The poet TS Eliot wrote that he found a piece of religious writing very moving not because of the quality of its faith, but because of the quality of its doubt. It is a shrewd observation. Scientists, too, are good at doubt. They look at the world and try to figure out, for example, how and why a pandemic affects different people in different ways, or whether a drug treatment really works. Then they formulate a hypothesis and test to see if it stands up to the facts. They sometimes doubt their own results and talk to other scientists expecting constructive criticism before reaching a conclusion.
This simplification of the scientific method is hugely important in our lives. On coronavirus, governments all over the world tell us that they "follow the science". That’s broadly true, but "the science” – as we are all too aware – is not fixed. It develops and changes. One scientist may consider the conclusions of another scientist to be faulty. Another scientist working on a hunch might make a breakthrough – or maybe it is a false hope. And that is where a new book on science also shakes faith, but in a good way.

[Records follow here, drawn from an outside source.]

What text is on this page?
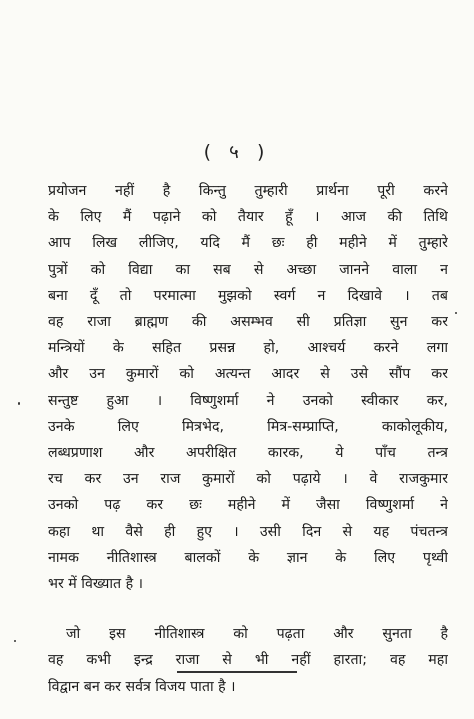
( ५ )
प्रयोजन नहीं है किन्तु तुम्हारी प्रार्थना पूरी करने
के लिए मैं पढ़ाने को तैयार हूँ । आज की तिथि
आप लिख लीजिए, यदि मैं छः ही महीने में तुम्हारे
पुत्रों को विद्या का सब से अच्छा जानने वाला न
बना दूँ तो परमात्मा मुझको स्वर्ग न दिखावे । तब
वह राजा ब्राह्मण की असम्भव सी प्रतिज्ञा सुन कर
मन्त्रियों के सहित प्रसन्न हो, आश्चर्य करने लगा
और उन कुमारों को अत्यन्त आदर से उसे सौंप कर
सन्तुष्ट हुआ । विष्णुशर्मा ने उनको स्वीकार कर,
उनके लिए मित्रभेद, मित्र-सम्प्राप्ति, काकोलूकीय,
लब्धप्रणाश और अपरीक्षित कारक, ये पाँच तन्त्र
रच कर उन राज कुमारों को पढ़ाये । वे राजकुमार
उनको पढ़ कर छः महीने में जैसा विष्णुशर्मा ने
कहा था वैसे ही हुए । उसी दिन से यह पंचतन्त्र
नामक नीतिशास्त्र बालकों के ज्ञान के लिए पृथ्वी
भर में विख्यात है ।
जो इस नीतिशास्त्र को पढ़ता और सुनता है
वह कभी इन्द्र राजा से भी नहीं हारता; वह महा
विद्वान बन कर सर्वत्र विजय पाता है ।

The book is called Science Fictions: Exposing Fraud, Bias, Negligence and Hype in Science. It begins with a story about some remarkable research that the author Stuart Ritchie came across as a PhD student at Edinburgh University in 2011. He writes about the extraordinary news that a US researcher found students to have psychic powers.
As Ritchie puts it: “a new scientific paper had hit the headlines: a set of laboratory experiments on over 1,000 people had found evidence for psychic precognition – the ability to see into the future using extrasensory perception.” Wow! That sounds exciting, especially since the research was by a top US professor at a leading university.
A highly motivated Ritchie tried to replicate the experiment. But then he found that his own results "showed … nothing." Ritchie wrote up the results and submitted them to the same journal which published the original research, the Journal of Personality and Social Psychology, but publication was rejected on the grounds that the journal "never publishes studies that repeat a previous experiment", even in this case when the new study suggested the previous study might in some way be flawed.
Ritchie – now working at King's College London – was stunned, and decided to write a book on how science sometimes gets things wrong, and how we cannot always rely on what are supposed to be scientific "facts."
As he puts it in an interview with New Scientist magazine: "We think of science as being this objective thing that tells us facts about the world and produces all those scientific papers, which are almost sacred things. But a lot of people don't see how the sausage is made. I think if they had more of an idea of how the process happens, they would question the truth status of those papers a lot more. In a lot of cases the science is useless."
Ritchie is not debunking scientific research. He does not lead us into a kind of Trumpland where quack cures for coronavirus are advanced and scientific facts about greenhouse gas emissions and global warming are ridiculed. But he does identify in his book what he calls the perverse incentives of academic life, the pressure to publish new work, to obtain grants and be rewarded with promotion, publication in prestigious journals and citations in other papers.
Research can make headlines and reputations. But what is often not rewarded – and other scientists writing about this field confirm Ritchie’s conclusions – is replication. That is, repeating an experiment (as he did in the psychic precognition experiment) to see if the original findings stand up to scrutiny and to assess whether the findings are statistically significant.
This matters. It matters because what scientists say about climate change, coronavirus, bad diets, causes of cancer, pollution and so on, affects all of us. We need to have faith in the enlightenment values of truth and facts that underpin science, and perhaps that means we also have to encourage some of the more boring research that does not make headlines and which nevertheless offers a corrective to all those news-making stories about the wonderful health-giving properties of broccoli or olive oil or chocolate or whatever might be the diet fad of the day.
Perhaps the new motto of science should be that old phrase of former US president Ronald Reagan: "trust, but verify". Although human nature suggests we are all prone to taking seriously science that stirs our hearts rather than creates doubts.
Or as that 17th-century English philosopher of science Francis Bacon put it: “It is the peculiar and perpetual error of the human understanding to be more moved and excited by affirmatives than by negatives.” We all love a good positive story, but sometimes we just need the facts, even if they are boring, and negative.